Every tunnel, no matter how dark, has a light at the end when Christ is involved, even if this cannot be perceived at the time. Back in the day, as a young man, I had strong atheistic views and consistently believed the Bible to be a load of rubbish right up until the time I read it. This aggressive and confrontational approach persisted until my mid-twenties when, after a long struggle, God immediately answered my ‘exploratory prayer’ to convert my best friend, Bill Collins, who was living in California at the time. Audrie, who was less feisty than me when it came to spiritual matters, also experienced a fairly dramatic conversion to Christ in her mid-twenties, although her encounter came out of a place of despair rather than comfort.

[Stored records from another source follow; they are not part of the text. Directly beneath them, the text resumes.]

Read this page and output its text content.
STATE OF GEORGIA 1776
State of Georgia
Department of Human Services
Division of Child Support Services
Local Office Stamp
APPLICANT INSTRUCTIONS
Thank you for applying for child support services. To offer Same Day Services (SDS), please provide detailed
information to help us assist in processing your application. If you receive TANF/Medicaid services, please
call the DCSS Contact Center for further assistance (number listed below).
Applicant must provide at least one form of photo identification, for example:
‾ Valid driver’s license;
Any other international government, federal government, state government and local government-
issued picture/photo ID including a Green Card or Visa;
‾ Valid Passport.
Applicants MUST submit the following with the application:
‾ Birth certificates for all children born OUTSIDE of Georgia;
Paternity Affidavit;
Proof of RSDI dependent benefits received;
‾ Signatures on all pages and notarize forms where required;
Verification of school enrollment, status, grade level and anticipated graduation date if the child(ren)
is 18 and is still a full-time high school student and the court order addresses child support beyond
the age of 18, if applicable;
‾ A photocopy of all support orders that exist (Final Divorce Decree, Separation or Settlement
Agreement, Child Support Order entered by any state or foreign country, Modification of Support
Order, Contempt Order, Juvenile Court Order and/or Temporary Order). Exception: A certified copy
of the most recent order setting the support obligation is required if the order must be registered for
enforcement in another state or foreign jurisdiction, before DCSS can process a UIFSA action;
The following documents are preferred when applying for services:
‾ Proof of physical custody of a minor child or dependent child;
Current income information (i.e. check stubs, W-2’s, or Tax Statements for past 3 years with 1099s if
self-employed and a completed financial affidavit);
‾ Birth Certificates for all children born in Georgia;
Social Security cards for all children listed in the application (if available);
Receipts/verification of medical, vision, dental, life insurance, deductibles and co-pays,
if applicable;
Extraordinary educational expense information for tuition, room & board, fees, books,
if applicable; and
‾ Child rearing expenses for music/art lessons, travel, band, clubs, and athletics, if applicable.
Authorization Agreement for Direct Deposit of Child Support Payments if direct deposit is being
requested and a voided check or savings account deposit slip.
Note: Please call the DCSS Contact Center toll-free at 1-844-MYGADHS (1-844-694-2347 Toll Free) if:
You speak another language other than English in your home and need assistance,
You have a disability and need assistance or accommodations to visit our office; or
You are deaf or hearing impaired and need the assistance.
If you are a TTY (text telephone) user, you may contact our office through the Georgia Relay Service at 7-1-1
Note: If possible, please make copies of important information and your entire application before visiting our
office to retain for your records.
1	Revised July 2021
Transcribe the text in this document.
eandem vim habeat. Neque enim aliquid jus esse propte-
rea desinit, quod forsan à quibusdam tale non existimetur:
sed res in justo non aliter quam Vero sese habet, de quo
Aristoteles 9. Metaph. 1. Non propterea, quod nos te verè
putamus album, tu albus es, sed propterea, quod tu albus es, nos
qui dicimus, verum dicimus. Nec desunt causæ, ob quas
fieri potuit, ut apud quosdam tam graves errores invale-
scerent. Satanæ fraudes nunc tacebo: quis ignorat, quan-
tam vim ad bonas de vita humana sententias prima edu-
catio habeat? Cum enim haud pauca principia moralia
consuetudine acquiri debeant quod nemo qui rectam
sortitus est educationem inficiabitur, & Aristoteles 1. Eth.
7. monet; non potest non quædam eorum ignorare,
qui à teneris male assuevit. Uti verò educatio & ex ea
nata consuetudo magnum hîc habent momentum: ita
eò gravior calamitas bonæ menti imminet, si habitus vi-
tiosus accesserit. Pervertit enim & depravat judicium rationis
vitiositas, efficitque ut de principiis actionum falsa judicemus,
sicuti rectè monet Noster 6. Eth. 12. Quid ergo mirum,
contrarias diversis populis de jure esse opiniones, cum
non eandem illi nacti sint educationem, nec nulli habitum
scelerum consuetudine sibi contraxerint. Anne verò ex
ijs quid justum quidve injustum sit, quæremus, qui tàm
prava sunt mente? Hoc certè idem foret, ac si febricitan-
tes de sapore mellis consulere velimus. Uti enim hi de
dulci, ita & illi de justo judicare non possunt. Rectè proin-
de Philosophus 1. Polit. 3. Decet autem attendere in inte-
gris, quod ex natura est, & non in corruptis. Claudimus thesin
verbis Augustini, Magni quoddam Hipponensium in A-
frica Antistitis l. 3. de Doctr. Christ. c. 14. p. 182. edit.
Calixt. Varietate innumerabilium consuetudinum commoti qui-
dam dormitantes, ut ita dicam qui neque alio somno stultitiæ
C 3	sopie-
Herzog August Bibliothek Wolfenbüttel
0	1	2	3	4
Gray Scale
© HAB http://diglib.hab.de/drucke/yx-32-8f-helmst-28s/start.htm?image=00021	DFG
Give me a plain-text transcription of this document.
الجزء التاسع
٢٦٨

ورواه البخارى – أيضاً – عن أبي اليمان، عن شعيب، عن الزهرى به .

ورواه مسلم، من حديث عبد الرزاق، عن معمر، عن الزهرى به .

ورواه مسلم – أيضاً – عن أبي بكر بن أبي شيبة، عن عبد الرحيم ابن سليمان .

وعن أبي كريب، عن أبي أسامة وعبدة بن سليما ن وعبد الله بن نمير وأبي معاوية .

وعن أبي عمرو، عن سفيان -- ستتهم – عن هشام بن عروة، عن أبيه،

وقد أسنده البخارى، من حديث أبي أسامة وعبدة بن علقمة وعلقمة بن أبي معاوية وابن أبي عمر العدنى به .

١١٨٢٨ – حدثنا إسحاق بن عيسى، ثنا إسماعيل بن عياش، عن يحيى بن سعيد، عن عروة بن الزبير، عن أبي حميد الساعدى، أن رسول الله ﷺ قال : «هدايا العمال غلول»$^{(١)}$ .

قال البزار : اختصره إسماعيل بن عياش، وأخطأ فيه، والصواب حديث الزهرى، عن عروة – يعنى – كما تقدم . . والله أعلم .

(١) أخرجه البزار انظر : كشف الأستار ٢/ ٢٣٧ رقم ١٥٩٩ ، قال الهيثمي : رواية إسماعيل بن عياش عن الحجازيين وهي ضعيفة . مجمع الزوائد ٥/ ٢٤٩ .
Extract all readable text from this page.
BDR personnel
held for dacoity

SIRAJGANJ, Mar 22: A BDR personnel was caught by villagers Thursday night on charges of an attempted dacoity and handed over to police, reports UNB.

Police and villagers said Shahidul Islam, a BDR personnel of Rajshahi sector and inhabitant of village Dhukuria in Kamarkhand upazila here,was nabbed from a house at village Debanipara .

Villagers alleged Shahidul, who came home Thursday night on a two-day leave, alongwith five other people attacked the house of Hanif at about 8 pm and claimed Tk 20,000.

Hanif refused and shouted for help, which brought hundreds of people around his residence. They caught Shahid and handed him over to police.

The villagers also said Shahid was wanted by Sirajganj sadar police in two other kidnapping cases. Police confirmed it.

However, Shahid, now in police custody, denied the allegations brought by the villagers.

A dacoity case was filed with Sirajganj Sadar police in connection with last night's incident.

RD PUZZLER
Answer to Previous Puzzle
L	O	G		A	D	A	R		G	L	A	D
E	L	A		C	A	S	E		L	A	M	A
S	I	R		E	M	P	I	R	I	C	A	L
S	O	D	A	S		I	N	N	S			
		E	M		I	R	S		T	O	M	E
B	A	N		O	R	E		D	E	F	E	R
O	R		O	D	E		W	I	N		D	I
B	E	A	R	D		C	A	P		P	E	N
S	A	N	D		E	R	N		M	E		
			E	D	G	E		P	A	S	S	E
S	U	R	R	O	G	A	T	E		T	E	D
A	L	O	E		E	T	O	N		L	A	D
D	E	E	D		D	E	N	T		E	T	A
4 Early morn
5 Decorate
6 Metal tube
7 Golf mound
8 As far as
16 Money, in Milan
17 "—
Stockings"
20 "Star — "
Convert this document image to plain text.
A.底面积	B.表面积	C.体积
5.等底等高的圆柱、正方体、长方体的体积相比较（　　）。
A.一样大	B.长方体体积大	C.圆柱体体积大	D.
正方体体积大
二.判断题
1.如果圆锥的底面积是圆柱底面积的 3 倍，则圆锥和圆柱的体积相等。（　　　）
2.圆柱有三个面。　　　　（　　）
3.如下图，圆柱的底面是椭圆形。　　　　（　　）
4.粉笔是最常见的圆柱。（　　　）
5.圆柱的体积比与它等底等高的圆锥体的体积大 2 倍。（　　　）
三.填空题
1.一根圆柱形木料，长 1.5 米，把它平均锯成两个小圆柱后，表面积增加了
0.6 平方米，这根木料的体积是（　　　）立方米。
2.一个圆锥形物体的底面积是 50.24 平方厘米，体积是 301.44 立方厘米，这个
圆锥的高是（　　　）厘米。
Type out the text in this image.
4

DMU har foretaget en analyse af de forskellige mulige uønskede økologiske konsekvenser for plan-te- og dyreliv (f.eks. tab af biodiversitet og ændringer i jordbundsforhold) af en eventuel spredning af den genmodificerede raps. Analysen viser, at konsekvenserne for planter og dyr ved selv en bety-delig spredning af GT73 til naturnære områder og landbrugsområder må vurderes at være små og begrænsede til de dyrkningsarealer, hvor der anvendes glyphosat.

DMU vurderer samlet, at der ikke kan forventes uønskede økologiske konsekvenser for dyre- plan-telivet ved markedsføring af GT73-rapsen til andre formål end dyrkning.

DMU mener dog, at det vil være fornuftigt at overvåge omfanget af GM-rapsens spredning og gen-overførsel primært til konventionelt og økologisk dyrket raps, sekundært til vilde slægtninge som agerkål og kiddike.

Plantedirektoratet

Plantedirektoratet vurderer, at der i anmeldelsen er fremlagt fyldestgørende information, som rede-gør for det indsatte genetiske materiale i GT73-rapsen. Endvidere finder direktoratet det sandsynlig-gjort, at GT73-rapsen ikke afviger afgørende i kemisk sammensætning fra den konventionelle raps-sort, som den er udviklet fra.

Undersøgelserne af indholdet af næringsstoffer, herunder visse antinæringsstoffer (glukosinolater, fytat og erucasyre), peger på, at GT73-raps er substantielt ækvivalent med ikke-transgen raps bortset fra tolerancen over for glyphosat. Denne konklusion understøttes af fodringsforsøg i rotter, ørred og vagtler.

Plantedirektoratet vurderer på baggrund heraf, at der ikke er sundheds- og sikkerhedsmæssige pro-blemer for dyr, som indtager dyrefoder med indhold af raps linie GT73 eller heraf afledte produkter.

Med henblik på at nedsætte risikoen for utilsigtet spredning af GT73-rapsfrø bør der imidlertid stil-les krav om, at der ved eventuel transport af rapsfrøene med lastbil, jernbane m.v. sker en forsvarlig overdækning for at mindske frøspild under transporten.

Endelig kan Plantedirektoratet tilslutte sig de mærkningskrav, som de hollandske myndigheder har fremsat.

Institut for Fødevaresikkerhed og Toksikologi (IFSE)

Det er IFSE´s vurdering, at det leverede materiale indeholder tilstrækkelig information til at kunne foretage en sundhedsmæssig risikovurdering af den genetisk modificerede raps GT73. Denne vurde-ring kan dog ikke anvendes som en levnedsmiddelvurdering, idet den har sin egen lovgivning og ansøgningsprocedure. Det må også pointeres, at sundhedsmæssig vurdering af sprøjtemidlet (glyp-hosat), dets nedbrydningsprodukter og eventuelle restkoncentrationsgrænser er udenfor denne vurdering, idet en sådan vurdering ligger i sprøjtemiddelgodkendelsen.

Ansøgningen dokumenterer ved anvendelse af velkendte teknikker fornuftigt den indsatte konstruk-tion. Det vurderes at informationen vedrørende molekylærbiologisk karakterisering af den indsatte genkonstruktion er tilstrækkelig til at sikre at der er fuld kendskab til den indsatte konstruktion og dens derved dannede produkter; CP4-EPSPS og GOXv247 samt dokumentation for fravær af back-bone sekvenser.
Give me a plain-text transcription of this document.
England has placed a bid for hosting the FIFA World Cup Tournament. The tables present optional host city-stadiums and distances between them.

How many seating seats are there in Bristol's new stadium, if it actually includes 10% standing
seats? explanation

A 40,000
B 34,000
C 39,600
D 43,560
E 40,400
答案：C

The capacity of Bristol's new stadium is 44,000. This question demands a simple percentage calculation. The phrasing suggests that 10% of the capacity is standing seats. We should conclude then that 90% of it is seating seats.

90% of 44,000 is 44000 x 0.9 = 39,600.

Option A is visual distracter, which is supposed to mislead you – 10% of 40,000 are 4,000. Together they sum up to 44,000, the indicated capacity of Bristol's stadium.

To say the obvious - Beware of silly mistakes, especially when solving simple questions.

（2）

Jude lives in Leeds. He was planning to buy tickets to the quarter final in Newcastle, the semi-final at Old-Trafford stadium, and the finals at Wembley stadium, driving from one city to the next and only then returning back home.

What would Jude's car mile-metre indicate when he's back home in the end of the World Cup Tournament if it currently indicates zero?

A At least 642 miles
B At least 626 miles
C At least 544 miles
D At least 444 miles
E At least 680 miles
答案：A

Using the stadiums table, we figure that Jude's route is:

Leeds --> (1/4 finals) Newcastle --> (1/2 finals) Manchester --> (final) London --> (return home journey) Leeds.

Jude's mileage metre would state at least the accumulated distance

The Spiritual Journey of a Very Imperfect Man Part 1 : Graham L Martin
Although I anticipate a more limited readership than for part 1, this has certainly not lessened my passion for this second and more comprehensive (although hopefully not ‘wordy’) work. This passion has been particularly fuelled by the steadily growing popularity of postmodernism and related ‘isms’, resulting in the most common response (by far) to my explanations of the gospel being along the lines, “Well, it’s great if Christianity helps you Graham but, quite frankly, it’s just not our bag”. Many years ago, during a university Q & A, I heard an itinerant evangelist say that his sole aim was to get people to take on Jesus Christ and his amazing claims. This is also the objective of this second part, which consistently endeavours to enable people to see past ‘dead’ religion and onto Jesus and his breathtaking uniqueness.
This uniqueness categorisation is appropriate because, firstly, Christ is not some religious teacher or guru reaching out for divine enlightenment, but God himself reaching in with voluntary and deliberate self-disclosure/revelation. Secondly, he is not some impersonal ordering structure behind the universe with which we must align ourselves by doing such and such so that we can become such and such, but rather a person – the ‘God-man’, totally committed to qualifying us for heaven and eternal life. And finally, although his objective is always that our lives become more and more like his, he is not some rule book simply telling us to get on with it. On the contrary, he is the agape-loving Son of God who, through his Holy Spirit, can transform and empower us in a reciprocal arrangement as we live through him and he lives through us.